You have a unique perspective on disability, whether physical or emotional, would you care to share your thoughts about people with disabilities? Do you think all of us have disabilities?
I don't see it as much that we all have disabilities as much as those with physical and psychological injuries are simply more challenged. I have been guiding Erik for close to 20 years now and I would be hard pressed to call his blindness a disability. I have been a part of him accomplishing things that 99% of the worlds "able bodied" population would crump on. He accepts his "disability" as an adversity advantage. I have seen this happen with countless individuals over the years of working in the physically challenged community. Folks accept their injury and use it as fuel to be better than they ever could have imagined prior to the event. One of the amputees on the Nepal trip told me, "loosing my leg was the best thing that ever happened to me, because now I get to come do things like this.". It's a matter of perception...how do each of us use the tools and equipment we have to be the best we can be...to optimize our effort, disability or not.
It takes an enormous amount of will power, personal drive and motivation to accomplish things that others say are literally impossible. Yet you've done the "impossible;" you've accomplished things that others could never even dream of achieving. How do you do it, and what advice would you offer to others, particularly those wounded warriors, who want to give up?
More of what I mention above. I have used two tools to get things done in my life...
#1) surrounding myself with a solid team that is not self absorbed and have a team first attitude (and are very skilled at what they do). This goes for my climbing team as well the network of professionals that I work with. But most importantly my wife. She is my most skilled and important team member. Always in it for the team.
#2) Believing that any project worth doing is at least worth an attempt. Too many folks sit around and conceptualize objectives until they are blue in the face. The true alchemists are the ones who then get up and execute....in spite of the fear of falling. So I have tried to create a situation in my life where I'm not afraid to execute...where I let myself down if I don't at least try. Then it becomes amazing how much can get done with that attitude.
Can you share an instance or two on this last ascent where you motivated others to carry on and they achieved their goal?

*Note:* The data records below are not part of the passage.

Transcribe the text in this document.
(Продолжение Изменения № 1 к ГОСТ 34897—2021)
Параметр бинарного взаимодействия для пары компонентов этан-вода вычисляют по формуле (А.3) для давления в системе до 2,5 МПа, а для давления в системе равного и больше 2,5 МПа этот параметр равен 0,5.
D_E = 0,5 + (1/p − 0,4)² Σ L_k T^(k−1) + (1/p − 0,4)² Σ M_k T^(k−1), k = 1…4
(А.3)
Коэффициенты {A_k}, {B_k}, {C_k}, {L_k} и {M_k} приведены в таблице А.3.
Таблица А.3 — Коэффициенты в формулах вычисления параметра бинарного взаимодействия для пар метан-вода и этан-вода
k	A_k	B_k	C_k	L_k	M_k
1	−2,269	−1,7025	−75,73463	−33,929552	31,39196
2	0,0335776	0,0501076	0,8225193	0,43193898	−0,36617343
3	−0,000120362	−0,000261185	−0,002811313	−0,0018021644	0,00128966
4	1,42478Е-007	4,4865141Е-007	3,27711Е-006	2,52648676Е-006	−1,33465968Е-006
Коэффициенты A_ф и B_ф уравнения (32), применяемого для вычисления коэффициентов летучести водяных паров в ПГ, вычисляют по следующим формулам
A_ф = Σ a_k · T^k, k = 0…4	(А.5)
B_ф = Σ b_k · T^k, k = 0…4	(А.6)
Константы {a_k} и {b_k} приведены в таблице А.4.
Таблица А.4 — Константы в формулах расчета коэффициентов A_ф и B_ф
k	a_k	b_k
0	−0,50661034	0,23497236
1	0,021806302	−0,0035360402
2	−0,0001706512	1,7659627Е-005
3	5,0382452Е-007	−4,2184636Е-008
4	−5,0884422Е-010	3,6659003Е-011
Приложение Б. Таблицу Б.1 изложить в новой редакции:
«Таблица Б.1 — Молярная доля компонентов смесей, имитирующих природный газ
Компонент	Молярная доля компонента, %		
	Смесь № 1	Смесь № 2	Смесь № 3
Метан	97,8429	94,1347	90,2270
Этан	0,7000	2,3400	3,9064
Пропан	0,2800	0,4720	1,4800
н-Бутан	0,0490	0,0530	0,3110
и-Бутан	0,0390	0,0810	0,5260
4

On summit night on Lobuche (20,100ft) in Nepal on this most recent trip, I was personally guiding one of the soldiers, Steve Baskis. My great friend an climbing partner Brad Bull was in front of Steve and I was behind...tag teaming the guide commands for hours up steep rock in the dark and cold. Steve was clearly beat up early on...but Brad and I pushed him in every way possible...physically and psychologically. We heard Steve utter things like, "I can't do this. I didn't train hard enough. I want to go home. This is too hard." He was hurtin for certain.
We started to joke after 5 hours of this that Steve had heard all of our tricks and motivational cliches...that he needed some new material. But we got in Steve's head and pushed him as hard as we could. I think one of the truly motivating lines was, after running out of nice things to say to Steve to motivate him, I said "Steve, this is not about you. Quit being selfish. This is about all of your recently injured comrades...and those that are yet to be injured. You are doing this for them. Now knuckle down and get it done". Steve had no response for this and he got after it. Summited with us hours later in great style. I am so proud of him.